I found some unit test cases here that have some invalid/vulnerable HTML you can try:
https://android.googlesource.com/platform/external/owasp/sanitizer/+/e64f9fe2baaf06c06596c877c51538213bf92df5/src/tests/org/owasp/html/SanitizersTest.java

That’s also what I was thinking of. If a user enters a name with the content Andy<script src="http://mal.xyz/hacksessionid.js"> to try XSS and you’re outputting it using #encodeForHTML( name )# then your application will just show Name: Andy<script src="http://mal.xyz/hacksessionid.js">. I agree that this looks awefully ugly, but its not a threat, or is it somehow a threat?

Additionally, just as I’m adding that particular example javascript code snippet here in the discourse forums thread, it’s a totally valid content to be added to the forums database. Why would I want to always blindly sanitize or strip that code?

However, identifying malicous code in a string is so tough. When I can’t use encodeforHTML(), I’d not totally rely on any library. I’d rather make some sort of whitelisted pre-built code snippets who the user is able to select and add it programatically to his content.
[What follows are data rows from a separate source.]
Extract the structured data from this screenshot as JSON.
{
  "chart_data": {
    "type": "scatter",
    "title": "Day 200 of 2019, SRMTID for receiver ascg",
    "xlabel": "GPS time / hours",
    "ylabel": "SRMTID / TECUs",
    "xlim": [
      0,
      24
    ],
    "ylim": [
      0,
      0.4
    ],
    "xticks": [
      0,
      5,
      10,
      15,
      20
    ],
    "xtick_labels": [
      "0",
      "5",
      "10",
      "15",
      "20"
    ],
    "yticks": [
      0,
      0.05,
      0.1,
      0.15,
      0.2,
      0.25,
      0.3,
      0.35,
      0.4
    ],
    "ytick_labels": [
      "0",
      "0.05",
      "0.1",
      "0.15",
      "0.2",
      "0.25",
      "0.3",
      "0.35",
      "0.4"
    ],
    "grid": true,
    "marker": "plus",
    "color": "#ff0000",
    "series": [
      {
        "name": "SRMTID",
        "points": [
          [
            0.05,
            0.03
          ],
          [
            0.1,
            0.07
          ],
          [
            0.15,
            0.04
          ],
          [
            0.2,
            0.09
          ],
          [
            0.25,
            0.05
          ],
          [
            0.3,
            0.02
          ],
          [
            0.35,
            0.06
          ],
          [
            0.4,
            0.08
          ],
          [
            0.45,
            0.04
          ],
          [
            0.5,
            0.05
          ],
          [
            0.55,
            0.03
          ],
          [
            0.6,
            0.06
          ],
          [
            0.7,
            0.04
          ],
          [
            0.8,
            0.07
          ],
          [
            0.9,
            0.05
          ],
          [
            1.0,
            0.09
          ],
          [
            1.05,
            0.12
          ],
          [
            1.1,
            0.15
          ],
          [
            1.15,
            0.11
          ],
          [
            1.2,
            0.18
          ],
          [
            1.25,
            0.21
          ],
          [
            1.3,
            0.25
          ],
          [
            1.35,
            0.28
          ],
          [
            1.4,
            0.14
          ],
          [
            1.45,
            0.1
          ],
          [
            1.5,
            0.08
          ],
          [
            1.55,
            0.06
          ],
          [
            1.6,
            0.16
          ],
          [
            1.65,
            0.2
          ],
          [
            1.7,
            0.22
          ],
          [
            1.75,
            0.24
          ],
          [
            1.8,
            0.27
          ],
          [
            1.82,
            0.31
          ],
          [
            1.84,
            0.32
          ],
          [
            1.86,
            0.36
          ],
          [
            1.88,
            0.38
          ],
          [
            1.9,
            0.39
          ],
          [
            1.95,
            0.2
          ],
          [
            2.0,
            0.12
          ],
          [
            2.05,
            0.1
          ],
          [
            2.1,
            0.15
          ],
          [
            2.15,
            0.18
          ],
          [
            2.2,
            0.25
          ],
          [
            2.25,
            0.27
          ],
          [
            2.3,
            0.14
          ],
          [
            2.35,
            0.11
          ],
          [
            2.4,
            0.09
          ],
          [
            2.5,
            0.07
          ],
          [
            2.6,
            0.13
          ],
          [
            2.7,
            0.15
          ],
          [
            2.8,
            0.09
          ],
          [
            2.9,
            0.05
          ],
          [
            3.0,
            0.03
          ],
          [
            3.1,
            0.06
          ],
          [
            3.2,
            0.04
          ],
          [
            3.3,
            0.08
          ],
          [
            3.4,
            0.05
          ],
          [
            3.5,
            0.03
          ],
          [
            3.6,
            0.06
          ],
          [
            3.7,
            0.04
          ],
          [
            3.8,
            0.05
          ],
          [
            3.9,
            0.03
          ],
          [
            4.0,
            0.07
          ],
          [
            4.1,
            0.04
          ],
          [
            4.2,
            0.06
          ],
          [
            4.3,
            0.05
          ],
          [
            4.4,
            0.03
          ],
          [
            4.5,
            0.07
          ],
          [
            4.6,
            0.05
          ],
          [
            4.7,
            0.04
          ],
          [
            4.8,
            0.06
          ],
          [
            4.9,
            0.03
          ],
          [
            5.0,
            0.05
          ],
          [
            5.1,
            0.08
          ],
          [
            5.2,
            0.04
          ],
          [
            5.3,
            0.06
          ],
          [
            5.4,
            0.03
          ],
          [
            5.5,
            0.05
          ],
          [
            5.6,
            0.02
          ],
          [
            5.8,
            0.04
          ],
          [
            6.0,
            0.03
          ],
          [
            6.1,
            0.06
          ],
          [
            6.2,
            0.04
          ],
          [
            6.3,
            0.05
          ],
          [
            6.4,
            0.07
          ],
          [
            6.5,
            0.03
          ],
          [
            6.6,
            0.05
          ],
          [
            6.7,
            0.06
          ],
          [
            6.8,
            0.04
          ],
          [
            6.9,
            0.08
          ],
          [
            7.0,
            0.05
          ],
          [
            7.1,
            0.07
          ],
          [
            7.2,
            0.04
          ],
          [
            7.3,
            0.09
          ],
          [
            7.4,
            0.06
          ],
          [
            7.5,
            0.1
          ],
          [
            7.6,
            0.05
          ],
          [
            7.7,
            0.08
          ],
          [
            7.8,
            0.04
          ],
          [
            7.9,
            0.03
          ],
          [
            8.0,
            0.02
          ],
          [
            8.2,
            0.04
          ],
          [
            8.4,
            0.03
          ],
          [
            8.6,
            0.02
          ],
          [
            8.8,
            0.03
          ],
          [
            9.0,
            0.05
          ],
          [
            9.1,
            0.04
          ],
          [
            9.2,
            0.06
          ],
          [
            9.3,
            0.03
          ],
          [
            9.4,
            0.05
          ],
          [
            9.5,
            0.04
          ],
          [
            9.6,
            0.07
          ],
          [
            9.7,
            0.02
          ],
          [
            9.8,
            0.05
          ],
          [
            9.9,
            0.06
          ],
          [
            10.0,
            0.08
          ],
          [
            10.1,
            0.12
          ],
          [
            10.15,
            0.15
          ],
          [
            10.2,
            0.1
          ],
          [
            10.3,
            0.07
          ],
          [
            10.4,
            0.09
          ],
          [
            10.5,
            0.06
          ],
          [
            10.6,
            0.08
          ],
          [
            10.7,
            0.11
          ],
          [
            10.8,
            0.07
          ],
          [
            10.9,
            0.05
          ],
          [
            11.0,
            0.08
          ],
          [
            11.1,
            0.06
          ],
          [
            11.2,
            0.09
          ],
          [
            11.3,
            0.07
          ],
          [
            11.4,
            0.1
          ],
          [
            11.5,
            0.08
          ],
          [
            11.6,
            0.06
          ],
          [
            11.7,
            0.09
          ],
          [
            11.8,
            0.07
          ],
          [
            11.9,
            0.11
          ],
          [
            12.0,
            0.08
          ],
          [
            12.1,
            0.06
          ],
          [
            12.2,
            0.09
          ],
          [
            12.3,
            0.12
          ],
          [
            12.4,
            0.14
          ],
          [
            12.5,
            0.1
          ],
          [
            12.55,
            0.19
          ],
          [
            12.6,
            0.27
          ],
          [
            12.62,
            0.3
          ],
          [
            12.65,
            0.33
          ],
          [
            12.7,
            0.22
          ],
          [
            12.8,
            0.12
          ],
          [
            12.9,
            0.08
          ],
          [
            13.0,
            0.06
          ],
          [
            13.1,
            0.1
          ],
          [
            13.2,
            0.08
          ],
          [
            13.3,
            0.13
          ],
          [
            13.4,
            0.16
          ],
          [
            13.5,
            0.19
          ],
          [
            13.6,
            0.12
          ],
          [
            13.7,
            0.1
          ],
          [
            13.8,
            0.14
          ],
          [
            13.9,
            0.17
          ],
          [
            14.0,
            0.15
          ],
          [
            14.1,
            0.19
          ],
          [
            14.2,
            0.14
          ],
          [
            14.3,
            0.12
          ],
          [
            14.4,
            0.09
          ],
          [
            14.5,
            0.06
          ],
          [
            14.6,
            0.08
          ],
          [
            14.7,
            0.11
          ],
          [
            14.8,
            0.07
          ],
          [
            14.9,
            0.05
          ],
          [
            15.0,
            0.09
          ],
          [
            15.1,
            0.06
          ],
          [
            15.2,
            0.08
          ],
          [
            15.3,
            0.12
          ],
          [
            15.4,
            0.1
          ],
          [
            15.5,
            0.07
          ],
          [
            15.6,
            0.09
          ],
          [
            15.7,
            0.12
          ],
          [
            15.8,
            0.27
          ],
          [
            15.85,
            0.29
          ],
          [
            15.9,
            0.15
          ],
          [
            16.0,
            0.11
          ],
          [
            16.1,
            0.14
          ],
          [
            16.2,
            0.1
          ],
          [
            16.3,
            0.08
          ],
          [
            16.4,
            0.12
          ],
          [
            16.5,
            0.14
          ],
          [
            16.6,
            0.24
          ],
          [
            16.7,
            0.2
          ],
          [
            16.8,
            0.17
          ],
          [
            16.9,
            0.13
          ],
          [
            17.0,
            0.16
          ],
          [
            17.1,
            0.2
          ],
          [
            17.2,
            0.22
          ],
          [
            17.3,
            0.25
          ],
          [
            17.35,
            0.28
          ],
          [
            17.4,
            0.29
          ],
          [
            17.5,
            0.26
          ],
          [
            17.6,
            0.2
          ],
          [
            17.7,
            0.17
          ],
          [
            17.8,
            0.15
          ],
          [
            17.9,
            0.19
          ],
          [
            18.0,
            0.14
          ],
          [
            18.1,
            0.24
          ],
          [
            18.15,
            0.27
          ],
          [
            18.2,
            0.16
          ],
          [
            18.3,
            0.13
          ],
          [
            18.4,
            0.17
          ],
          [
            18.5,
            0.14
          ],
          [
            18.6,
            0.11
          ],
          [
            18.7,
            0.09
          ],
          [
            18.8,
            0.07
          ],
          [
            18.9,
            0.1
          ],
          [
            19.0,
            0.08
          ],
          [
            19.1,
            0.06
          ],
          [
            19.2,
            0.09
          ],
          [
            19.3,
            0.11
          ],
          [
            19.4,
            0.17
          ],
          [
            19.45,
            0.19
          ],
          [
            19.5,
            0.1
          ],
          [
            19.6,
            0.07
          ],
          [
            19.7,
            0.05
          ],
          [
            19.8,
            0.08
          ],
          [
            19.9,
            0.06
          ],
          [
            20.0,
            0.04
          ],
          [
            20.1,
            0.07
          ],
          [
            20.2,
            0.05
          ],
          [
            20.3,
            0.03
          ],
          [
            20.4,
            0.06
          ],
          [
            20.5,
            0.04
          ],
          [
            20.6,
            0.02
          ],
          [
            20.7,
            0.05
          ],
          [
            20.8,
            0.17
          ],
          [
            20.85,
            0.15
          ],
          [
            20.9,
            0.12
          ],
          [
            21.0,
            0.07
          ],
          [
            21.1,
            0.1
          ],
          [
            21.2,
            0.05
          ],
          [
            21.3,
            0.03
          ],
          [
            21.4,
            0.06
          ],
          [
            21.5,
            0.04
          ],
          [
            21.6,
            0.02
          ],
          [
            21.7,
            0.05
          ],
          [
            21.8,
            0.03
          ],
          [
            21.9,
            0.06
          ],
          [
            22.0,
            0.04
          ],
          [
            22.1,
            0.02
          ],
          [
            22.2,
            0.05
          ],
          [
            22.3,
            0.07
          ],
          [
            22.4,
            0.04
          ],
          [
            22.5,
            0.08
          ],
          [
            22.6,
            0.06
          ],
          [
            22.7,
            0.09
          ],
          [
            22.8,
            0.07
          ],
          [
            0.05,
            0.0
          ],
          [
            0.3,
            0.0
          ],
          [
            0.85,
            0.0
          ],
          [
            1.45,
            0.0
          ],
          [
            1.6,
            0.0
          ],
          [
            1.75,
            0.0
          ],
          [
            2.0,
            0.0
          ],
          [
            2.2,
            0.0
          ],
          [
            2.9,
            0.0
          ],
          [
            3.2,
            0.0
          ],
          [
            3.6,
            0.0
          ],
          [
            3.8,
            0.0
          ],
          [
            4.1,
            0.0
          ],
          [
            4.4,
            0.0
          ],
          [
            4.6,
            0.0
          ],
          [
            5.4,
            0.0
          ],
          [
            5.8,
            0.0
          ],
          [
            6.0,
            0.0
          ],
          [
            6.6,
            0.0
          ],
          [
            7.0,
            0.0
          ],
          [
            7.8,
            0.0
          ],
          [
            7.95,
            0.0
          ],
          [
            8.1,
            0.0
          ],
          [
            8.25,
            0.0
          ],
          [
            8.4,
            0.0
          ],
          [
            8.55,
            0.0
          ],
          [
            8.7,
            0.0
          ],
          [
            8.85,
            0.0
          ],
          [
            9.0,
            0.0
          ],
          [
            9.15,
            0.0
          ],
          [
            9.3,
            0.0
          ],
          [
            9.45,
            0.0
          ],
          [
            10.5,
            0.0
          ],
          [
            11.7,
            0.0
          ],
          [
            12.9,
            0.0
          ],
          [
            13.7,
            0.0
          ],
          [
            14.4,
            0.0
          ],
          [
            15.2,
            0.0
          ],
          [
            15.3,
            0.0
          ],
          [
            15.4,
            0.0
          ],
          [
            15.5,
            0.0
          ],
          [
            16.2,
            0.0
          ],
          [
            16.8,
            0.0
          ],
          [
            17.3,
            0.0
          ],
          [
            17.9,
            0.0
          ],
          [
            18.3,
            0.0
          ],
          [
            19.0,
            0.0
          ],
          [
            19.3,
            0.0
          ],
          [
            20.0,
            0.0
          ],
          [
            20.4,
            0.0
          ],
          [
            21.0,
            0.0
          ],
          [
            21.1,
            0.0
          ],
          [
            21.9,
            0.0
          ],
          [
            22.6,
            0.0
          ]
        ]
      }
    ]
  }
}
It’s a threat at least in a business sense, meaning that I might lose customers if they see that in a context where it’s not appropriate and they question why such content is allowed. Just the thought that the site might be hacked is enough for many people to run away.

In a forum such as this where sharing examples of bad code is totally appropriate, it can easily be identified by the user and allowed by the app exactly as we do here, by putting it in a code block.

As for how to identify bad code, well if the sanitized form is very much different than the original, that’s enough to raise a big red flag.